San Francisco Symphony and San Francisco Symphony Chorus
The two large-scale works on this disc are Tracing Mississippi, a four movement concerto for flute and orchestra, and Iholba’ for solo flute, orchestra, and chorus. Both works are inspired and influenced by the composer’s Chickasaw heritage. Tate has an uncanny ability to synthesize his nationalistic ideas into his musical language instead of smearing nationalistic touches onto the music like icing on a cake. Also, Tate has strong communicative powers in his music and a keen structural sense that makes the Chicasaw connections almost unimportant to the listener. These are solid, engaging, and powerful pieces which can be understood without any knowledge of the composer’s culture or inspiration.
The flute concerto is my favorite piece of the two. Tracing Mississippi is colorful, emotional (being based on the Trail of Tears), and well-paced. Each movement does well to evoke the imagery of their respective titles (I especially like the title meaning “Sun Thunder”). The soloist, Chirstine Bailey Davis, performs beautifully. She maintains a commanding tone and presence even in the face of thick orchestrations. Iholba’, with Thomas Robertello on the solo flute and the addition of the San Francisco Symphony Chorus, works well to reflect the vivid imagery of the composer’s poetry. Again, the music is emotionally powerful and colorful.

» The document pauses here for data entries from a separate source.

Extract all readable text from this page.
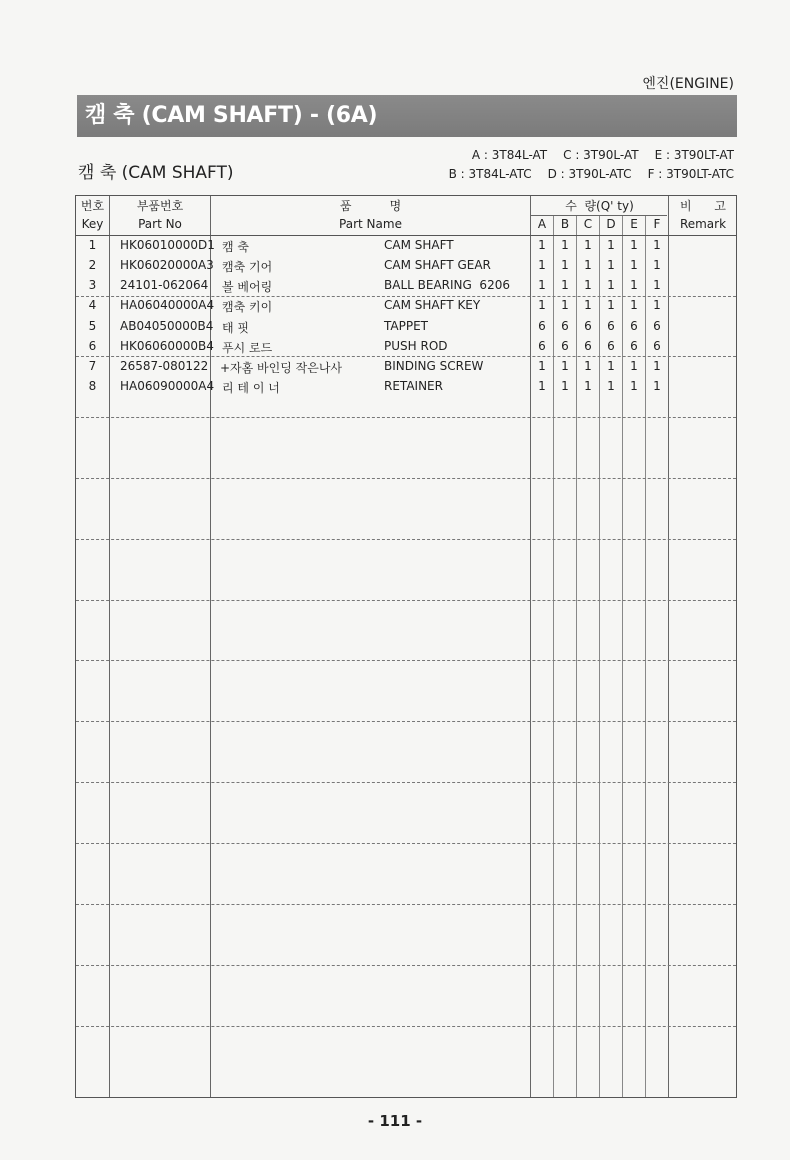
엔진(ENGINE)
캠 축 (CAM SHAFT) - (6A)
캠 축 (CAM SHAFT)
A : 3T84L-AT C : 3T90L-AT E : 3T90LT-AT
B : 3T84L-ATC D : 3T90L-ATC F : 3T90LT-ATC
번호
Key
부품번호
Part No
품          명
Part Name
수  량(Q' ty)
A	B	C	D	E	F
비      고
Remark
1	HK06010000D1 캠 축	CAM SHAFT	1	1	1	1	1	1
2	HK06020000A3 캠축 기어	CAM SHAFT GEAR	1	1	1	1	1	1
3	24101-062064 볼 베어링	BALL BEARING  6206	1	1	1	1	1	1
4	HA06040000A4 캠축 키이	CAM SHAFT KEY	1	1	1	1	1	1
5	AB04050000B4 태 핏	TAPPET	6	6	6	6	6	6
6	HK06060000B4 푸시 로드	PUSH ROD	6	6	6	6	6	6
7	26587-080122 +자홈 바인딩 작은나사	BINDING SCREW	1	1	1	1	1	1
8	HA06090000A4 리 테 이 너	RETAINER	1	1	1	1	1	1
- 111 -
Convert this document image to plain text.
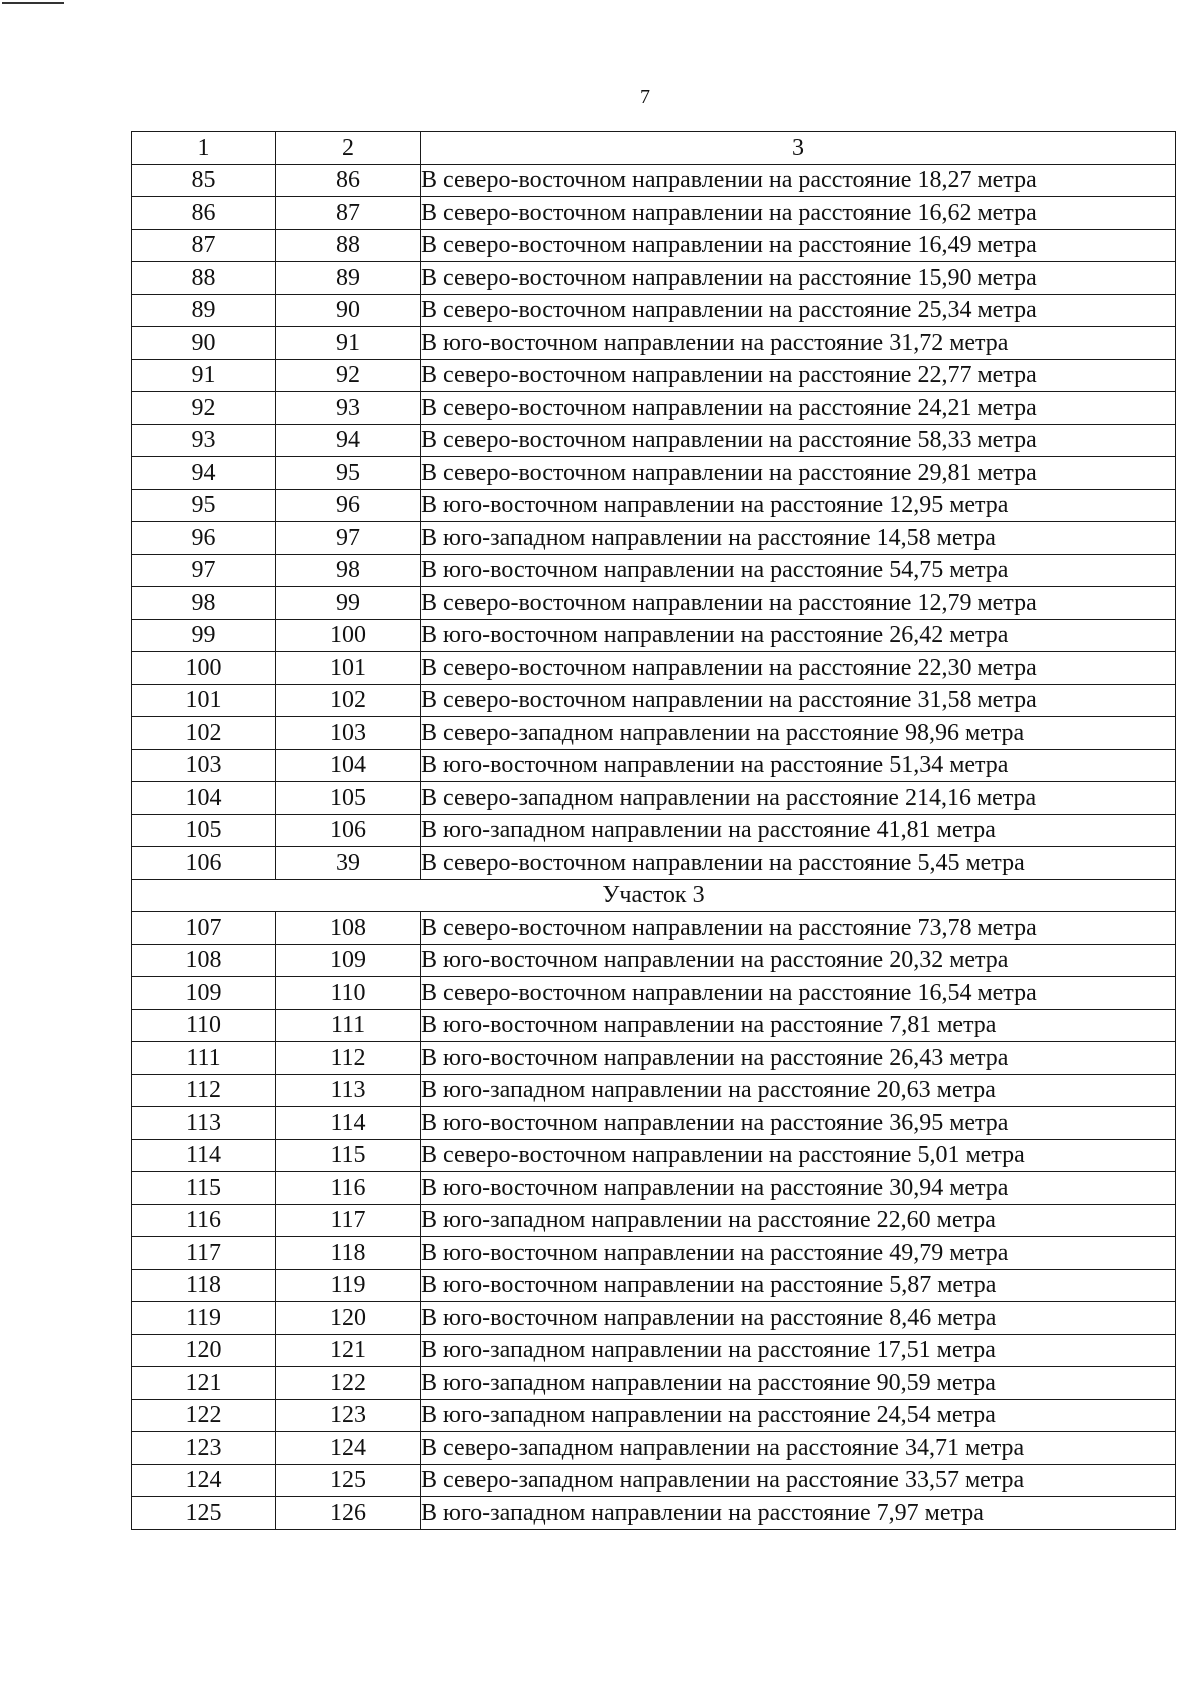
7
1	2	3
85	86	В северо-восточном направлении на расстояние 18,27 метра
86	87	В северо-восточном направлении на расстояние 16,62 метра
87	88	В северо-восточном направлении на расстояние 16,49 метра
88	89	В северо-восточном направлении на расстояние 15,90 метра
89	90	В северо-восточном направлении на расстояние 25,34 метра
90	91	В юго-восточном направлении на расстояние 31,72 метра
91	92	В северо-восточном направлении на расстояние 22,77 метра
92	93	В северо-восточном направлении на расстояние 24,21 метра
93	94	В северо-восточном направлении на расстояние 58,33 метра
94	95	В северо-восточном направлении на расстояние 29,81 метра
95	96	В юго-восточном направлении на расстояние 12,95 метра
96	97	В юго-западном направлении на расстояние 14,58 метра
97	98	В юго-восточном направлении на расстояние 54,75 метра
98	99	В северо-восточном направлении на расстояние 12,79 метра
99	100	В юго-восточном направлении на расстояние 26,42 метра
100	101	В северо-восточном направлении на расстояние 22,30 метра
101	102	В северо-восточном направлении на расстояние 31,58 метра
102	103	В северо-западном направлении на расстояние 98,96 метра
103	104	В юго-восточном направлении на расстояние 51,34 метра
104	105	В северо-западном направлении на расстояние 214,16 метра
105	106	В юго-западном направлении на расстояние 41,81 метра
106	39	В северо-восточном направлении на расстояние 5,45 метра
Участок 3		
107	108	В северо-восточном направлении на расстояние 73,78 метра
108	109	В юго-восточном направлении на расстояние 20,32 метра
109	110	В северо-восточном направлении на расстояние 16,54 метра
110	111	В юго-восточном направлении на расстояние 7,81 метра
111	112	В юго-восточном направлении на расстояние 26,43 метра
112	113	В юго-западном направлении на расстояние 20,63 метра
113	114	В юго-восточном направлении на расстояние 36,95 метра
114	115	В северо-восточном направлении на расстояние 5,01 метра
115	116	В юго-восточном направлении на расстояние 30,94 метра
116	117	В юго-западном направлении на расстояние 22,60 метра
117	118	В юго-восточном направлении на расстояние 49,79 метра
118	119	В юго-восточном направлении на расстояние 5,87 метра
119	120	В юго-восточном направлении на расстояние 8,46 метра
120	121	В юго-западном направлении на расстояние 17,51 метра
121	122	В юго-западном направлении на расстояние 90,59 метра
122	123	В юго-западном направлении на расстояние 24,54 метра
123	124	В северо-западном направлении на расстояние 34,71 метра
124	125	В северо-западном направлении на расстояние 33,57 метра
125	126	В юго-западном направлении на расстояние 7,97 метра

With the endless barrage of “East meets West” compositions, I found this cultural mash-up much more appealing and effective. Tate’s language resonated with me much more than pan-Asian sound worlds tend to. He has clearly taken the Western musical tradition and found a compelling voice that integrates his native culture. Tate is a talented composer able to express a wide spectrum of sorrow and joy in a colorful, engaging, and creative manner.